In the tropical cyclones, the scientific context seems to be easier at first glance. If, as measurements show, the surface temperature of the oceans increases, then in principle more energy is available for the evaporation of water. Hurricanes can then become stronger and more dangerous. But whether this will actually lead to a greater number of tropical cyclones is still the subject of scientific analysis and discussion.
In order to better understand how the energies are distributed in the highly complex global wind system and where ultimately more and possibly less wind can be expected, one would first have to have a situational picture of where exactly which wind blows with which magnitude – and that worldwide and across the various atmospheric layers.
Not only would that allow for better weather forecasts, it would also make it easier for climatologists to better understand the dynamics of the Earth’s atmosphere. Better climate models, in particular better statements about the probable increase of strong wind events would then be conceivable.
Surprisingly, there is only one satellite available so far that can measure such global wind profiles and wind speeds at different altitudes. It is the Esa satellite “Aeolus”, named after the Greek god of the winds, which was shot in August 2018 in a roughly 300-kilometer high earth orbit.

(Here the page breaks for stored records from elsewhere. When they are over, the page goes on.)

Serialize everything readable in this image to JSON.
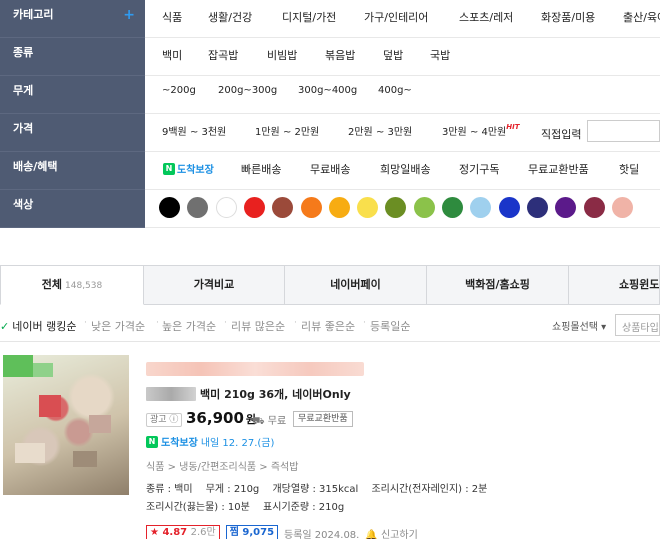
{
  "filters": {
    "category": {
      "label": "카테고리",
      "plus": "+",
      "options": [
        "식품",
        "생활/건강",
        "디지털/가전",
        "가구/인테리어",
        "스포츠/레저",
        "화장품/미용",
        "출산/육아"
      ]
    },
    "type": {
      "label": "종류",
      "options": [
        "백미",
        "잡곡밥",
        "비빔밥",
        "볶음밥",
        "덮밥",
        "국밥"
      ]
    },
    "weight": {
      "label": "무게",
      "options": [
        "~200g",
        "200g~300g",
        "300g~400g",
        "400g~"
      ]
    },
    "price": {
      "label": "가격",
      "options": [
        "9백원 ~ 3천원",
        "1만원 ~ 2만원",
        "2만원 ~ 3만원",
        "3만원 ~ 4만원"
      ],
      "hit": "HIT",
      "direct_input": "직접입력"
    },
    "delivery": {
      "label": "배송/혜택",
      "badge_n": "N",
      "badge": "도착보장",
      "options": [
        "빠른배송",
        "무료배송",
        "희망일배송",
        "정기구독",
        "무료교환반품",
        "핫딜"
      ]
    },
    "color": {
      "label": "색상",
      "swatches": [
        "#000000",
        "#707070",
        "#ffffff",
        "#e8211f",
        "#9b4a3a",
        "#f57a1a",
        "#f7ac12",
        "#f9df4c",
        "#6b8e23",
        "#8bc24a",
        "#2e8b3e",
        "#9fd0ee",
        "#1a35c9",
        "#2d2f7a",
        "#5b1a8a",
        "#8a2b45",
        "#f0b3a7"
      ]
    }
  },
  "tabs": [
    {
      "label": "전체",
      "count": "148,538"
    },
    {
      "label": "가격비교"
    },
    {
      "label": "네이버페이"
    },
    {
      "label": "백화점/홈쇼핑"
    },
    {
      "label": "쇼핑윈도"
    }
  ],
  "sort": {
    "options": [
      "네이버 랭킹순",
      "낮은 가격순",
      "높은 가격순",
      "리뷰 많은순",
      "리뷰 좋은순",
      "등록일순"
    ],
    "mall_select": "쇼핑몰선택 ▾",
    "mall_input_placeholder": "상품타입"
  },
  "product": {
    "title": "백미 210g 36개, 네이버Only",
    "ad_label": "광고 ⓘ",
    "price": "36,900",
    "price_unit": "원",
    "shipping": "무료",
    "free_return": "무료교환반품",
    "dochak_n": "N",
    "dochak": "도착보장",
    "dochak_date": "내일 12. 27.(금)",
    "breadcrumb": "식품 > 냉동/간편조리식품 > 즉석밥",
    "specs": [
      "종류 : 백미",
      "무게 : 210g",
      "개당열량 : 315kcal",
      "조리시간(전자레인지) : 2분",
      "조리시간(끓는물) : 10분",
      "표시기준량 : 210g"
    ],
    "rating": "★ 4.87",
    "review_count": "2.6만",
    "jjim": "찜 9,075",
    "registered": "등록일 2024.08.",
    "report": "🔔 신고하기"
  }
}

The 1.4-tonne satellite orbits the earth 15 times a day. “Aeolus” scans the atmosphere with the light pulses of a UV laser. The light backscattered by the molecules can then be picked up by the satellite. It hides the information about how fast the molecules are moving.
Surveying the earthly winds remains a future goal
But “Aeolus” is initially only a satellite with which the new measurement technology is to be tested. If one really wanted to measure the winds worldwide in the earth’s atmosphere, one would need at least six such satellites. So we have many years of global wind mapping in real time.
For the time being, it will remain so, that after each storm disaster the question will be asked again: “Was climate change responsible for that?” And the answer will be something like this: In individual cases, that can not be said. But there is much scientific support for the fact that there must be more storms.